At a whopping 2 hours and 10 minutes, compared to the original’s 1 hour and 30 minute runtime, I quickly lost interest in this adaption and there were no features in the film that managed to truly seize my attention.
Aladdin is a film that exists in a magical universe, with cartoon-like characters such as the Genie. When produced into live action, the trade off is transforming from a magic-infused animation to a more realistic visual. The problem is that genies do not exist and I know that as a viewer, so to see an attempt to make Genie feel “real” is, well, awkward.
It all feels a bit robotic. Beyond this, while the cast may be able to act and have the credentials to say so, most of the cast cannot say the same for singing. Once again, these are some of Disney’s classic songs being sung by trained actors. I would say Scott offers the highest peak of performance in terms of singing, with Smith offering an awkward mix of talk-singing.

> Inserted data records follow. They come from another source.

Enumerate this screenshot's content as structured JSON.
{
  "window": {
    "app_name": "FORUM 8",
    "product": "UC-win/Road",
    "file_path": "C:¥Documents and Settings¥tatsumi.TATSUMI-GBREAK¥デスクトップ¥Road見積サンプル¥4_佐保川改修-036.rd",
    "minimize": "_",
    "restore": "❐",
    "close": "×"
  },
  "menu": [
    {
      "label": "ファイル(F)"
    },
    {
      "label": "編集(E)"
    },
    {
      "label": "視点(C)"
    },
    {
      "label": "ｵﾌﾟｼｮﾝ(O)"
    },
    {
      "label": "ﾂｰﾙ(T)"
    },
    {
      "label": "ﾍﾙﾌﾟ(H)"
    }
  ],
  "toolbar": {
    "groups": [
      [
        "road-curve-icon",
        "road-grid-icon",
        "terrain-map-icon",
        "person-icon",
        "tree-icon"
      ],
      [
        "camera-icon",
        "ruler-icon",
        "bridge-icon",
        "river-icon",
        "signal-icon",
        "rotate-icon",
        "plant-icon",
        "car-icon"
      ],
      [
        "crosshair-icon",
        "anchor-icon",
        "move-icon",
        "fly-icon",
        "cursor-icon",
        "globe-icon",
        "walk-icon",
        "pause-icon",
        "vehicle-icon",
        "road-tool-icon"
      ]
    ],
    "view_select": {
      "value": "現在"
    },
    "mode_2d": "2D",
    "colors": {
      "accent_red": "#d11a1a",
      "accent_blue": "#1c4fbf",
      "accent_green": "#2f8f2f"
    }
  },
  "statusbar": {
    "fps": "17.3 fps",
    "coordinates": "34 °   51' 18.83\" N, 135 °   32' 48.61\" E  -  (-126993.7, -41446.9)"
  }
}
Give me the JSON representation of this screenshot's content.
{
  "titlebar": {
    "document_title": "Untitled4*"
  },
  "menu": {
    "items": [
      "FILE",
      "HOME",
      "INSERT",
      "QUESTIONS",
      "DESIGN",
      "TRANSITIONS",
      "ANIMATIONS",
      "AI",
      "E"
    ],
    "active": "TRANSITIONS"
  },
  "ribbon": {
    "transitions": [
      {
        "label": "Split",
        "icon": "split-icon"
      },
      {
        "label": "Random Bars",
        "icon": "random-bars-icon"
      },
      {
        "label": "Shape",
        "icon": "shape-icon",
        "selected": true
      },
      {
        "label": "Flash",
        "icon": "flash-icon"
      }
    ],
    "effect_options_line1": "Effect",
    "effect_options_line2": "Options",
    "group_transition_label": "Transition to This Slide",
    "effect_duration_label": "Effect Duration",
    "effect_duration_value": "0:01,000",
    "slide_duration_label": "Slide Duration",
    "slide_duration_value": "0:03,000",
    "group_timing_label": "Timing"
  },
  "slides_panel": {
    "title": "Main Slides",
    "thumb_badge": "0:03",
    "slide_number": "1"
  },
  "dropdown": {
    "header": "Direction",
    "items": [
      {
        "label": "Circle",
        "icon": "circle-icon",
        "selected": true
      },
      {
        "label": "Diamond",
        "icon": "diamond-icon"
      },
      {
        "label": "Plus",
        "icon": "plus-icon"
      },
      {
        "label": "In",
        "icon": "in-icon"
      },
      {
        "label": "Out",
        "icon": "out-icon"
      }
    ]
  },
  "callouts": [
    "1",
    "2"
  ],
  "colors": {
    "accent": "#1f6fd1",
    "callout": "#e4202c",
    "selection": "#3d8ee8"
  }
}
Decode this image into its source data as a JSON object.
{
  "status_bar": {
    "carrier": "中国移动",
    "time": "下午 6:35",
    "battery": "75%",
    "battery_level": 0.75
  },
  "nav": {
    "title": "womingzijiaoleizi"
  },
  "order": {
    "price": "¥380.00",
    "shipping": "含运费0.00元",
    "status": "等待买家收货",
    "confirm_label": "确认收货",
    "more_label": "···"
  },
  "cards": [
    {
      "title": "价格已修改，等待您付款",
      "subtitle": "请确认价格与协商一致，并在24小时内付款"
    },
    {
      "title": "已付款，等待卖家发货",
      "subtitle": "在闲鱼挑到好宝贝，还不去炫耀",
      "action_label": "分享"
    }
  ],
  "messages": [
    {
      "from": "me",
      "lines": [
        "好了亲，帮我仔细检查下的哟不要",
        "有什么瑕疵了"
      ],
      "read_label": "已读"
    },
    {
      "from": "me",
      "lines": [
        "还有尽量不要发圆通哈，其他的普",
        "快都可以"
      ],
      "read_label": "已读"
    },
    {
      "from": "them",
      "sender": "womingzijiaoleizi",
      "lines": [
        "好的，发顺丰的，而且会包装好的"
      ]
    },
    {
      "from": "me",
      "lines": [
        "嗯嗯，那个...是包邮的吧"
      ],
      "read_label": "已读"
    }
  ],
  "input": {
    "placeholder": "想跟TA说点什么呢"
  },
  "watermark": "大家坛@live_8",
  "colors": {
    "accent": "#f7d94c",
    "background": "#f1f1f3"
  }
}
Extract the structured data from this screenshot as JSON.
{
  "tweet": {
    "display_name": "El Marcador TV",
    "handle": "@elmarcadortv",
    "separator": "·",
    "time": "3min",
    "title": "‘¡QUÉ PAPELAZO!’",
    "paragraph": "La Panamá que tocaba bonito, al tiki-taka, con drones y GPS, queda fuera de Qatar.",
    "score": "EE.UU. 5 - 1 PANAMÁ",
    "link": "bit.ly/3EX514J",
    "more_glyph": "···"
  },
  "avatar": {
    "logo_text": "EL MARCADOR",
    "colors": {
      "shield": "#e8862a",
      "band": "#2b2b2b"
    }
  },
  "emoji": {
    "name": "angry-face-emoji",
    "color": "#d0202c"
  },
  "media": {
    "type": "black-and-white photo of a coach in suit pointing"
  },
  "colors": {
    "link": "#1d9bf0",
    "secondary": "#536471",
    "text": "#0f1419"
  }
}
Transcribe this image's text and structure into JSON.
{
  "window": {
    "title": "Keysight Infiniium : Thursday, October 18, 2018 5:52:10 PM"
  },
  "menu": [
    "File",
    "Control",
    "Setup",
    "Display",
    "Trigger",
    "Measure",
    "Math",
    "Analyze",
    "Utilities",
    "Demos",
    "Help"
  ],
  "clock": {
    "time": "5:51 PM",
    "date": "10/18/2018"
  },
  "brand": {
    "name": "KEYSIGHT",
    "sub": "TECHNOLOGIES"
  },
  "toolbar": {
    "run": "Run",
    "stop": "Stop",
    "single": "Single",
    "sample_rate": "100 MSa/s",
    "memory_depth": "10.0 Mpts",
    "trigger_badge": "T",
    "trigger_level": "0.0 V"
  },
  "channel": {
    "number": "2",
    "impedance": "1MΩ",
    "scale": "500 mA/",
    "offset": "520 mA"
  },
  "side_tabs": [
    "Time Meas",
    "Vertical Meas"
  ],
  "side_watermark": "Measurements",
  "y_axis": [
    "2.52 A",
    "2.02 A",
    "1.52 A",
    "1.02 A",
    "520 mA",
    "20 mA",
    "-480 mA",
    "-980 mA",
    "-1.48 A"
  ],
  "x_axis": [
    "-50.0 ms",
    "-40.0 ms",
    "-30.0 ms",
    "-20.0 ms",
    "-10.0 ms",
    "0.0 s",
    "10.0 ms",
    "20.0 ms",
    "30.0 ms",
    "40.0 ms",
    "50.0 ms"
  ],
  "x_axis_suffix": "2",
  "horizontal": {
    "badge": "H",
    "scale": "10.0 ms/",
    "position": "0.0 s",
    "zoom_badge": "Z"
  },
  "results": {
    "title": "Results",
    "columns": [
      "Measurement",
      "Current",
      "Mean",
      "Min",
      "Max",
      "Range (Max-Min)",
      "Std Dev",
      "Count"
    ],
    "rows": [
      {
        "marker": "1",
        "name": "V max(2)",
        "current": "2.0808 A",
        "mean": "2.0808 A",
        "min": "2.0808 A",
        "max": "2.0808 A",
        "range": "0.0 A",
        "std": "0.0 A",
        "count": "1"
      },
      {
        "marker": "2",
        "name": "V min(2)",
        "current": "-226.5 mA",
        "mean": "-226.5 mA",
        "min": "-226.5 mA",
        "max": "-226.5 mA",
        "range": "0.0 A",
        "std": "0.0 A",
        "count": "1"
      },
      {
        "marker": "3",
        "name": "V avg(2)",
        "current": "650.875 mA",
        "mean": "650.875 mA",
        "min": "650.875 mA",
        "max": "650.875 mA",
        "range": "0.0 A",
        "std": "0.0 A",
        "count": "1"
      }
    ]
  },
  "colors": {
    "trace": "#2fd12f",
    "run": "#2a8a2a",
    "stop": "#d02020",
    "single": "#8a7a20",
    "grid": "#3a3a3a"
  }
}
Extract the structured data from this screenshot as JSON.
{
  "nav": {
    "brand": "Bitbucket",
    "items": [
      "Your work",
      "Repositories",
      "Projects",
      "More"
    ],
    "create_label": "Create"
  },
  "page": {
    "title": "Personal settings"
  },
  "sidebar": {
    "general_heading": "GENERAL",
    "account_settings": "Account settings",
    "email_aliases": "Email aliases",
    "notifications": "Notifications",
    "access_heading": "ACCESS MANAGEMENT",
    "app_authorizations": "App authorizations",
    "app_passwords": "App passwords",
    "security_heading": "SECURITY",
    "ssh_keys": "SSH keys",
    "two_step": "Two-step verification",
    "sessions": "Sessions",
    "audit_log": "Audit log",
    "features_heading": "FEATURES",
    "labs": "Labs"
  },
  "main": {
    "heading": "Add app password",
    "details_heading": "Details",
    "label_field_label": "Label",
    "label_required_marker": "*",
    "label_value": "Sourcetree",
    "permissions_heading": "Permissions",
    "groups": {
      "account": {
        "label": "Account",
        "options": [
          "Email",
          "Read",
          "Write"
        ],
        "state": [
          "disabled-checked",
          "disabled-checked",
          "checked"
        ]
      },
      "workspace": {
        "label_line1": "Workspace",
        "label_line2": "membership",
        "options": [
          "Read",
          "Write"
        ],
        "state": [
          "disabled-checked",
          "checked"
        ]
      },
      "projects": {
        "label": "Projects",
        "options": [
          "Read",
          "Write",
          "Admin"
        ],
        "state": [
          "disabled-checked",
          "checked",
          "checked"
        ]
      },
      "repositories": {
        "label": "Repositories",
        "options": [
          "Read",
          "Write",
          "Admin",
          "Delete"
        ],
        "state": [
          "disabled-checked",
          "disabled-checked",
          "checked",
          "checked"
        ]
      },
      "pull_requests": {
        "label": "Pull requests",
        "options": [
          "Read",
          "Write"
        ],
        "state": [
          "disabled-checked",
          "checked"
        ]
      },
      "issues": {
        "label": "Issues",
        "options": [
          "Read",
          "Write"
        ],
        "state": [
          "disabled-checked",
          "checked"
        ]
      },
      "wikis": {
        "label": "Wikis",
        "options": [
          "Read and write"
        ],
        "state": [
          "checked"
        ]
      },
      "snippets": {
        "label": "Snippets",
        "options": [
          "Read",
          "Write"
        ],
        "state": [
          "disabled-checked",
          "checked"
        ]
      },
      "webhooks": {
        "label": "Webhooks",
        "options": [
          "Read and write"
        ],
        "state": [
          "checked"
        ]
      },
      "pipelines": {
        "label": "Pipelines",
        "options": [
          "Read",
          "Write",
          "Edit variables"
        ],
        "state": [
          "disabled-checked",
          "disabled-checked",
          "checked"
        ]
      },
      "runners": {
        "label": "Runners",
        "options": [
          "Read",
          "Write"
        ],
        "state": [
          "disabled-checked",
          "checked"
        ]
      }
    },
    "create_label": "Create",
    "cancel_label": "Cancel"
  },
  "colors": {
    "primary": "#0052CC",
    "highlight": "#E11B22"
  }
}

However, I do not want to say all is bad about the live action remake. What I can highly appreciate is the 2019 remake’s plot changes to present a better and healthier representation of women. Without presenting spoilers, I will say that changes were made to give Jasmine a fuller plot that no longer fully relies on a man, and she now exists as a character with much more autonomy. As a feminist and, in general, just as a human who believes in equality, I highly appreciated the changes that were made to reflect a new era’s values.
From Aladdin and Jasmine’s relationship and Jasmine’s first-ever solo song to the wonderful addition of a new female character and a new ending, these plot changes work to present a much healthier view of women that can be highly appreciated.
Blame it on nostalgia but if I am to view Aladdin again, I will pick up the original animated version. That is not to say the 2019 remake is to be forgotten, its changes are necessary and present a new perspective to those who may be discovering Aladdin for the first time.